Qual a sua opinião sobre os padrões de corpo e de beleza também que nos são impostos? Você acha que uma miss plus size vem para quebrar paradigmas?
Dizem que o Plus Size veio para quebrar padrões e acabou impondo padrões de que toda mulher deve ser gorda e se aceitar do jeito que é. Mas as pessoas não entendem que o que nós queremos é o bem estar e a autoestima, independente do seu manequim, se você veste 34 ou 52, você é linda da forma que é. O Miss, ele veio sim pra quebrar esses tabus, pois quando perguntam: “tem que vestir quanto pra ser miss?”. O mercado Plus Size tem o tamanho 44 como referência. Então, se você veste a partir do 44 você já é considerada uma Plus Size. E não queremos estabelecer uma manequim X, pois estaríamos padronizando novamente uma nova categoria. E não é isso que queremos.

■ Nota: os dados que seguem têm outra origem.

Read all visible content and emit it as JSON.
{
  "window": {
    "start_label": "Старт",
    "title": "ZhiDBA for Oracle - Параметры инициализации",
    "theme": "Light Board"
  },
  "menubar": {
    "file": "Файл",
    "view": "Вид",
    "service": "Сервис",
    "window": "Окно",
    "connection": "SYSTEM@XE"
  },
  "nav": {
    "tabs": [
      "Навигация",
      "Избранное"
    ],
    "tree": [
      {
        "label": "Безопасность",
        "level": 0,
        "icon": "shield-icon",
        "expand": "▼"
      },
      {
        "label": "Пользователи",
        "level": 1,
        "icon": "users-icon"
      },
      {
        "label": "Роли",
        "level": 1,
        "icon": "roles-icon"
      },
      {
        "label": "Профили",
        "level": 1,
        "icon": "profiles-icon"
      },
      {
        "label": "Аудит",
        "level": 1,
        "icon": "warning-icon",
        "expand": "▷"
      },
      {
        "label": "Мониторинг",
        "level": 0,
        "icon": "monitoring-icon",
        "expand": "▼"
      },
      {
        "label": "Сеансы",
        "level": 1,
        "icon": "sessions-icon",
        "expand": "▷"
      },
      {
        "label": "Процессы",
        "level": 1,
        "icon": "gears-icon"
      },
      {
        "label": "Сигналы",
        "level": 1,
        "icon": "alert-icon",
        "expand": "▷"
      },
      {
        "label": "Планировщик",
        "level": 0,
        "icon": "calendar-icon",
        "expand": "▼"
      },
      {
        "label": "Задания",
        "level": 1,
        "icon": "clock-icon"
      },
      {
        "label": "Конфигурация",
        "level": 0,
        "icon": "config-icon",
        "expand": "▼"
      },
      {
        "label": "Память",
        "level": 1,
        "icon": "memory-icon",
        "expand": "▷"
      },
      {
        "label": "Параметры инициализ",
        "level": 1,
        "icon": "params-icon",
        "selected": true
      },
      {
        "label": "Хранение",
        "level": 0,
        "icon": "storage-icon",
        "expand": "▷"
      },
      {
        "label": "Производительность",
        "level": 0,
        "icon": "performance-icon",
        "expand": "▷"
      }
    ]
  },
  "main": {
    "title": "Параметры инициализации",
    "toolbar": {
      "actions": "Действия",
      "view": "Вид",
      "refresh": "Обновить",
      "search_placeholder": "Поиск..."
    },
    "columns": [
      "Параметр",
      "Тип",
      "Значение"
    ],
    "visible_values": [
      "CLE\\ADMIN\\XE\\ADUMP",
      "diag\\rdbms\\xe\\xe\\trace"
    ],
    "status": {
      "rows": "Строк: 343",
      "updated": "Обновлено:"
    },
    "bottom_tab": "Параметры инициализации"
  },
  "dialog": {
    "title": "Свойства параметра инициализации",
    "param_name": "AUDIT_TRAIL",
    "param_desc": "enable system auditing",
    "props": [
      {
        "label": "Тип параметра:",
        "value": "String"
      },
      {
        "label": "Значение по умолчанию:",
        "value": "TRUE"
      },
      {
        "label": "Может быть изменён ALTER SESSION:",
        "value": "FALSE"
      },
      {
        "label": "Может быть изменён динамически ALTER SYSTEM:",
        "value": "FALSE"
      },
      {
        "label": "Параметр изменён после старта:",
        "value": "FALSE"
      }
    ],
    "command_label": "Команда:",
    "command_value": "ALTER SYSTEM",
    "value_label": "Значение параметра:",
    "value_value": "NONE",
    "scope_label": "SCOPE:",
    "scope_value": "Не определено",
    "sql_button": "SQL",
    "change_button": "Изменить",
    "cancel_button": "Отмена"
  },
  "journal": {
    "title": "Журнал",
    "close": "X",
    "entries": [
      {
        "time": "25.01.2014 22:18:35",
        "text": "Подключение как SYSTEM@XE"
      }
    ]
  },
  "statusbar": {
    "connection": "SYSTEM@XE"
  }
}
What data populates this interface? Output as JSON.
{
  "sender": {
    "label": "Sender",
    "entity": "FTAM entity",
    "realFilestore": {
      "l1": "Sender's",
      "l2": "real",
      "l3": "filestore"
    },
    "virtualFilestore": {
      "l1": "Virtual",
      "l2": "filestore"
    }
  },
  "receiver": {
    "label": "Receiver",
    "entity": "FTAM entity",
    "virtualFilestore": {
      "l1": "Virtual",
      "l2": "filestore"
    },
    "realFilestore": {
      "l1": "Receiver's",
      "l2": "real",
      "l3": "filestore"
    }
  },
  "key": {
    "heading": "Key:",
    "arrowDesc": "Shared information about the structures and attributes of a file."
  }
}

Ser Miss Plus Size é motivo de orgulho ou a gente ainda tem batalhas para vencer no caminho?
Ser Miss é motivo de orgulho sim!Afinal, esse peso de ser Miss, tem mais que um nome, uma faixa e uma coroa. Ser Miss é ter a oportunidade de resgatar a autoestima de centenas de mulheres que se sentem diminuídas por não está no padrão. É ter o prazer de escutar e ler várias pessoas dizendo que você é a inspiração delas. Ler relatos de vidas que mudaram a partir de um vídeo, foto, depoimento ou ação que você fez.É literalmente mudar pensamentos e até mesmo vidas. A minha mudou e a de qualquer pessoa pode mudar. Mas a batalha sempre continua. Precisamos de força, de valorização e de vez. Porque voz e vontade, nós já temos.